Agence France-Presse

Les frappes ont eu lieu dans la nuit de lundi à mardi et ont visé « trois positions des forces iraniennes des Gardiens de la révolution et de milices alliées » dans le secteur de Boukamal, à la frontière avec l’Irak, selon l’OSDH.

« Dix Irakiens des milices pro-iraniennes ont été tués », d’après l’Observatoire, qui dispose d’un vaste réseau de sources dans le pays en guerre.

L’attaque a eu lieu dans la province de Deir Ezzor, où plusieurs forces sont présentes.

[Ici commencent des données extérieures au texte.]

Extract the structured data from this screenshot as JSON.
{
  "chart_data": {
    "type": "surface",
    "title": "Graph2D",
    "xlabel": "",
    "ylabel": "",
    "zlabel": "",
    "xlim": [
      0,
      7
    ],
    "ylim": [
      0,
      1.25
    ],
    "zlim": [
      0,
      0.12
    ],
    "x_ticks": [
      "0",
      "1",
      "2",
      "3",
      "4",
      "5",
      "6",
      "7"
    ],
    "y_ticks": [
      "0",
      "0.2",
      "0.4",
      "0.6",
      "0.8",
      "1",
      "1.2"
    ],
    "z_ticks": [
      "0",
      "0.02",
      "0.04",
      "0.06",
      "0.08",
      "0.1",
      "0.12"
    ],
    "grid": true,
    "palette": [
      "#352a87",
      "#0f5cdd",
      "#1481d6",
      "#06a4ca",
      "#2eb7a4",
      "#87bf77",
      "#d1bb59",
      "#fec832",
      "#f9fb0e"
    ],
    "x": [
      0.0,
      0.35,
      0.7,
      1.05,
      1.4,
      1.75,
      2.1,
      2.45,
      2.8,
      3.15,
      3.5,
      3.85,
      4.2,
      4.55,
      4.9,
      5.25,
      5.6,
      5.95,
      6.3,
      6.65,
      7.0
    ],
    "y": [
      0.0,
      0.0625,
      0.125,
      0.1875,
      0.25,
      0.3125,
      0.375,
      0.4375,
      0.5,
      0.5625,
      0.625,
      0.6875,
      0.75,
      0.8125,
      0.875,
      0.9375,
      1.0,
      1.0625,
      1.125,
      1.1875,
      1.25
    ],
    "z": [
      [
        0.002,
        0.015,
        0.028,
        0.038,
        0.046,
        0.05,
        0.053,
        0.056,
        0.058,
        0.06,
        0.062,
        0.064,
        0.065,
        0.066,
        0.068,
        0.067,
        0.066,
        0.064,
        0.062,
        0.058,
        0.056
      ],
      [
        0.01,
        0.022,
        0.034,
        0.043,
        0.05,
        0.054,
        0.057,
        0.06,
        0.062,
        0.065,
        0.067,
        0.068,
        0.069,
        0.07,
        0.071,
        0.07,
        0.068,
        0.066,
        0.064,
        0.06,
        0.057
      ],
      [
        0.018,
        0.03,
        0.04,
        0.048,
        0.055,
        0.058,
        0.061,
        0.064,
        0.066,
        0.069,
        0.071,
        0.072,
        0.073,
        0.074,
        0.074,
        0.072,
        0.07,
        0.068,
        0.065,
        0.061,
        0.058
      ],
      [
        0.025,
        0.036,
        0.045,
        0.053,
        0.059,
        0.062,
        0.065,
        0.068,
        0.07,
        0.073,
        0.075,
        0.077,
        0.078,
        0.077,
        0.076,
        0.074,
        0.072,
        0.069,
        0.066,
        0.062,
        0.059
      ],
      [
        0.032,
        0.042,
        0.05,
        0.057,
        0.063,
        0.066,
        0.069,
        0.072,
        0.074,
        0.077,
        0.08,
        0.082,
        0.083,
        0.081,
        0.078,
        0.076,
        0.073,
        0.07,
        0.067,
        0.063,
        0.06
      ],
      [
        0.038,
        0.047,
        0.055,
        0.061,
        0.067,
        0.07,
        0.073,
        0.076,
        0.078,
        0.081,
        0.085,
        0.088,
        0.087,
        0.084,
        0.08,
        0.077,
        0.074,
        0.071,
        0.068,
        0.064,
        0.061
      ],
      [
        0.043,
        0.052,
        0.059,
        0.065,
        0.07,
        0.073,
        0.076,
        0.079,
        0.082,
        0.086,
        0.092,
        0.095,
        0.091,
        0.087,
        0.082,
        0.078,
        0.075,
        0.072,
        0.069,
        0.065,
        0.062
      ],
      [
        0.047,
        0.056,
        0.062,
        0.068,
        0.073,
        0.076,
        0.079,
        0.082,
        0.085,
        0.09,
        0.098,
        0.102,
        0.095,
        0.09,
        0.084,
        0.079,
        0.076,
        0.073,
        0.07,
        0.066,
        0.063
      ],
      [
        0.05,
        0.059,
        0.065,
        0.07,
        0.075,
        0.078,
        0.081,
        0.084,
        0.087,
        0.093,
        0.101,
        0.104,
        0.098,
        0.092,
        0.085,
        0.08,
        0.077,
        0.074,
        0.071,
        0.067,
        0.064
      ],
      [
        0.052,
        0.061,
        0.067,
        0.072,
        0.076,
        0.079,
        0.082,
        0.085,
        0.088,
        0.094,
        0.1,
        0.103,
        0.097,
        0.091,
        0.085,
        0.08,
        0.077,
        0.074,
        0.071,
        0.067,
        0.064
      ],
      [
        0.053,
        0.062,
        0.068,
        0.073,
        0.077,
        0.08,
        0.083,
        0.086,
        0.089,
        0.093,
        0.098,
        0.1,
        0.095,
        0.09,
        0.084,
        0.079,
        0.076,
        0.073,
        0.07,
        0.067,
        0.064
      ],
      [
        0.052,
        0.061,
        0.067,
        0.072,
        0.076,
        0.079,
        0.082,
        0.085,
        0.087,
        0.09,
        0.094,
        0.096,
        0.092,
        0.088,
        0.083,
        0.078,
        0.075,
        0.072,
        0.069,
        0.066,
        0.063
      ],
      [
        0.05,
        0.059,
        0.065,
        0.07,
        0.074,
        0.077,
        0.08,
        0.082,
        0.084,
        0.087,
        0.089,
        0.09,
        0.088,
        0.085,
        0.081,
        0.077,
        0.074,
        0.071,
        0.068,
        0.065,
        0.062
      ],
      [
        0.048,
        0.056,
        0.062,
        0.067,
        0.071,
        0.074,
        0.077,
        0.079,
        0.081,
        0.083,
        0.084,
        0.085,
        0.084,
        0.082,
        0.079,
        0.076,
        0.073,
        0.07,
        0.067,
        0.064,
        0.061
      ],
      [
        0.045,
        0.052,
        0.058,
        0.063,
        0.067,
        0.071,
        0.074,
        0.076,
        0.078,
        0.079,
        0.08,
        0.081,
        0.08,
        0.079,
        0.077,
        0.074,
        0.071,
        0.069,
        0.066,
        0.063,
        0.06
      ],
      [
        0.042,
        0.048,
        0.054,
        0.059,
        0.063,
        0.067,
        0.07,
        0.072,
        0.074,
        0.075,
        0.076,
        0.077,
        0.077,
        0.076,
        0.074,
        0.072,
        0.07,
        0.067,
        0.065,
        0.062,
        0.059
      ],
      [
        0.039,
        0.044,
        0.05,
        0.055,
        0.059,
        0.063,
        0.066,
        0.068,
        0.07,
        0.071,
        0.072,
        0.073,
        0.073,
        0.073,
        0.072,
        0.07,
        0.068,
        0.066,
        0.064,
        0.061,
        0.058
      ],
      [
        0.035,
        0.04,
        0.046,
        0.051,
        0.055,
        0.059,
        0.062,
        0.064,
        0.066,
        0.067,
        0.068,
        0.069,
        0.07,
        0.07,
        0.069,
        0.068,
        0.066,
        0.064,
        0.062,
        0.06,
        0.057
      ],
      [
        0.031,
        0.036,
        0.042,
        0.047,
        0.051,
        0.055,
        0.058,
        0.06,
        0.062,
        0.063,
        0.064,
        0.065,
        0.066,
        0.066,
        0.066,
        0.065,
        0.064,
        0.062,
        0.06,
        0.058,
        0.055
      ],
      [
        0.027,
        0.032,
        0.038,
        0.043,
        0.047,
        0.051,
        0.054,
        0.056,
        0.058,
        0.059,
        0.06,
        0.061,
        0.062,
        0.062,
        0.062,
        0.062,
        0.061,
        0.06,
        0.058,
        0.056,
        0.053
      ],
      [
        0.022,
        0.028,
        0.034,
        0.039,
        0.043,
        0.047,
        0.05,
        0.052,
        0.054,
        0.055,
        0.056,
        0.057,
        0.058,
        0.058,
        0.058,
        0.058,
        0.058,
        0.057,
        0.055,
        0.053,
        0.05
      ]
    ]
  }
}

Ces raids non identifiés interviennent plus d’une semaine après des frappes similaires dans le secteur qui ont tué 18 combattants, dont des Iraniens, selon l’OSDH.

Ces frappes du 9 septembre intervenaient dans un contexte de tensions accrues entre Israël d’une part et l’Iran et le Hezbollah libanais – engagés militairement en Syrie au côté du régime de Bachar al-Assad – de l’autre.

Un organe du Hezbollah avait alors cité « une source sécuritaire en Syrie » imputant la frappe à Israël.

Ni les autorités de Damas ni l’État hébreu n’avaient commenté.

En juin 2018, des frappes sur l’extrême est syrien près de la frontière irakienne avaient également été imputées à Israël par un responsable américain à Washington sous le couvert de l’anonymat.  

Les raids avaient tué 55 combattants des forces prorégime, notamment syriens et irakiens, selon l’OSDH.

L’armée israélienne avait refusé tout commentaire.

Dans la province de Deir Ezzor, les forces du régime sont engagées avec l’appui de milices étrangères, notamment des combattants irakiens et iraniens.

Dans cette même province, une alliance de combattants kurdes et arabes, les Forces démocratiques syriennes (FDS), est également sur le terrain, soutenue par les avions de la Coalition internationale emmenée par Washington, qui par le passé avait reconnu avoir bombardé des forces prorégime.

Le conflit syrien, déclenché en 2011 par la répression de manifestations prodémocratie, s’est complexifié au fil des ans avec l’implication d’une multitude d’acteurs et de puissances étrangères. La guerre dans ce pays a fait plus de 370 000 morts et des millions de déplacés.